In 2003, Kamisawa and colleagues first recognized that autoimmune pancreatitis is characterized by infiltration with IgG4-positive plasma cells that can be detected beyond the pancreatic tissue and heralds a systemic disease, which they coined IgG4-related autoimmune disease. Since then, the field has expanded into a new concept of IgG4-RSD. IgG4-RSD can cause sialadenitis and dacryoadenitis and seems to encompass the poorly characterized old entities of Kuttner tumor and Mikulicz disease.


Kuttner tumor, also known as chronic sclerosing sialadenitis, was originally described by Kuttner as a hard swelling of 1 or more submandibular glands that may also involve the parotid and minor salivary gland. Patients are often middle-aged to elderly men who present with asymptomatic enlargement of salivary glands, unilateral or bilateral, with preserved to slightly reduced salivary gland function. Researchers from Japan reported on the presence of abundant IgG4 plasma cells in 12 patients with sclerosing sialadenitis and first proposed its association with IgG4-RSD. About half of these patients had extrasalivary systemic lesions with either pancreatic, lacrimal, prostate, or bile duct infiltration. More than 45% of infiltrating IgG-positive plasma cells were IgG4 positive in these patients, compared with less than 5% in sialolithiasis and Sjögren control patients. IgG4 serum levels were not measured in this series. A more recent study confirmed similar findings in a Western population of patients with chronic sclerosing sialadenitis, again supporting the finding that Kuttner tumor may belong within the spectrum of IgG4-RSD. Unlike MESA, lymphoepithelial lesions are not detected in Kuttner tumor. Instead, histology reveals marked lymphoplasmacytic infiltration with large germinal centers, obliterative phlebitis, acinal atrophy, and interlobular fibrosis with activated fibroblasts.

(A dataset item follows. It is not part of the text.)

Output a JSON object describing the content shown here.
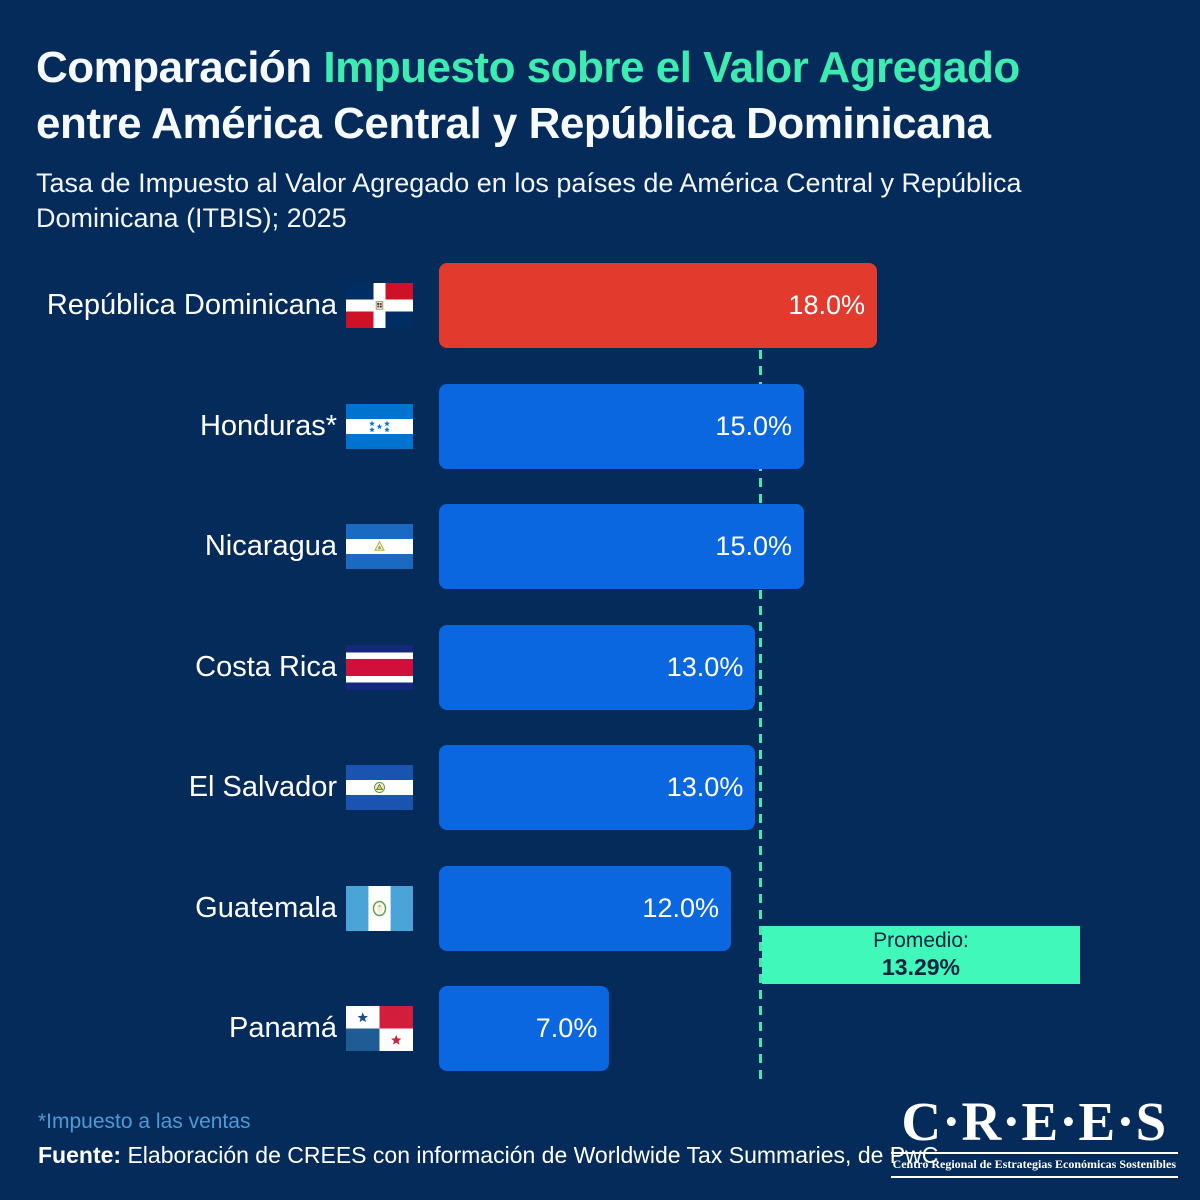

Mikulicz disease presents with bilateral and persistent enlargement of the lacrimal and salivary glands. It has been rarely reported in the Western literature since Morgan and Castleman defined it as a subset of Sjögren syndrome. Differences from Sjögren syndrome include a balanced gender distribution, mild keratoconjunctivitis sicca, the lack of positive antinuclear antibody or anti-Ro/La antibodies, reported positive response to corticosteroids with recovery of glandular function, and the lack of apoptosis and acinar destruction typical of Sjögren syndrome. Yamamoto and colleagues reported on 7 patients meeting the definition of Mikulicz disease and described increased serum IgG4 levels and the presence of IgG4-positive plasma cells infiltrating around the acinar and ductal cells, defining a new concept of Mikulicz disease as an IgG4-related plasmacytic disease. Presence of greater than 50 IgG4-positive plasma cells per high-power field and an IgG4/IgG-positive plasma cell ratio of greater than 50% have been proposed as the histologic requirement for the diagnosis of IgG4-associated sialadenitis.


Chronic sclerosing dacryoadenitis secondary to infiltration of the lacrimal glands by IgG4-positive plasma cells has recently been recognized in the spectrum of IgG4-related systemic disease. In a series reviewing 112 cases with ocular adnexal lymphoproliferative disorders, 21 patients were identified as having IgG4-positive plasma cell infiltration. Most of these patients had lacrimal gland infiltration and none had conjunctival involvement. Histology of the glands was similar to that of chronic sclerosing sialadenitis of the submandibular glands with lymphoplasmacytic infiltration with lymphoid follicle formation, acinar atrophy, periductal fibrosis, and sclerosis, but lacking the obliterative phlebitis described in other organs. Several cases of MALT lymphoma arising in a background of IgG4 plasma cell infiltrative disease have also been reported.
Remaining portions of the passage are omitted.